Le couple vivait en bordure de Londres avec leurs trois enfants, Alfred travaillait pour l'entreprise de son père, amené sans doute un jour à la co-diriger avec son frère aîné. Ah, cet Alfred vendrait presque n'importe quoi à n'importe qui avec son assurance, ses belles paroles, son sourire avec sa moustache lustrée, et il va d'ailleurs se spécialiser dans les négociations et les grands projets, qui ne resteront que des projets … Le père adore son fils, il espère qu'il deviendra comme lui, digne héritier de la famille, qu'il saura parler comme lui et marcher dans ses traces. Mais à trois ans, James ne voyait que l'amusement au jour le jour, cajolé par sa mère, à cours après ses deux sœurs pour jouer avec elles. Caroline en faisait sa poupée vivante, à coiffer ses cheveux roux, à choisir ses habits sous le regard amusé de ses parents. En 1913, Georgiana compléta le tableau familial, à domination rousse. Mais tout ce bonheur ne dura qu'un temps, la guerre éclata comme par surprise. Ce jeu d'alliance européen fera oublier l'attentat de Sarajevo au prix d'une guerre mondiale, où toutes les nations voudront la victoire, où les hommes partiront de l'autre côté de la Manche, et les femmes obligées de se débrouiller.

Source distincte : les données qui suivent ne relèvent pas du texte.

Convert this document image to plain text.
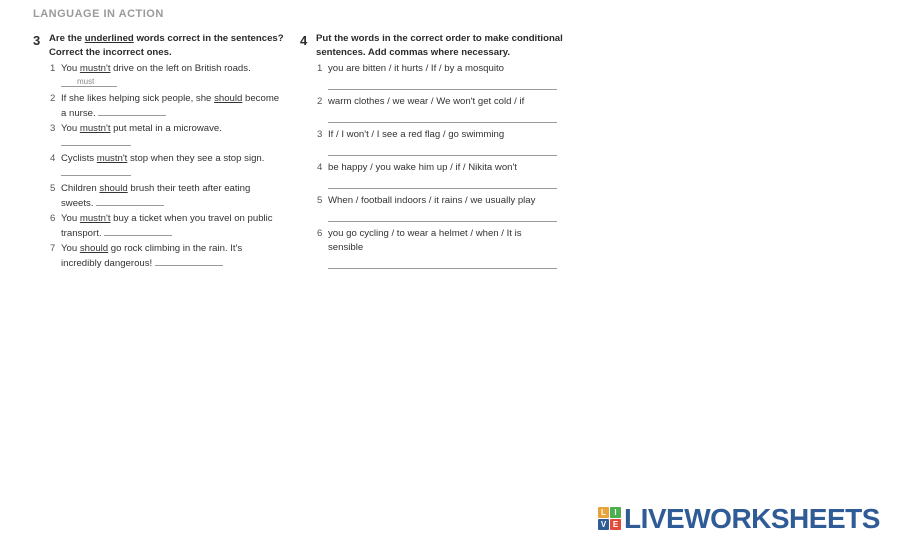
LANGUAGE IN ACTION
3 Are the underlined words correct in the sentences?
Correct the incorrect ones.
1 You mustn't drive on the left on British roads.
2 If she likes helping sick people, she should become
a nurse.
3 You mustn't put metal in a microwave.

4 Cyclists mustn't stop when they see a stop sign.

5 Children should brush their teeth after eating
sweets.
6 You mustn't buy a ticket when you travel on public
transport.
7 You should go rock climbing in the rain. It's
incredibly dangerous!
must
1 you are bitten / it hurts / If / by a mosquito
2 warm clothes / we wear / We won't get cold / if
3 If / I won't / I see a red flag / go swimming
4 be happy / you wake him up / if / Nikita won't
5 When / football indoors / it rains / we usually play
6 you go cycling / to wear a helmet / when / It is
sensible
4 Put the words in the correct order to make conditional
sentences. Add commas where necessary.
L	I
V E LIVEWORKSHEETS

The Guardian, avril 1917 Restons forts, peuple britannique !
... Pensons à ces hommes sur le front d'Arras, à batailler contre cette armée de germains sanguinaires ! Qui peut les arrêter ? Nous, peuple de l'empire britannique où nos hommes donnent leurs vies pour sauver. Restons forts, restons dignes, restons britanniques ! …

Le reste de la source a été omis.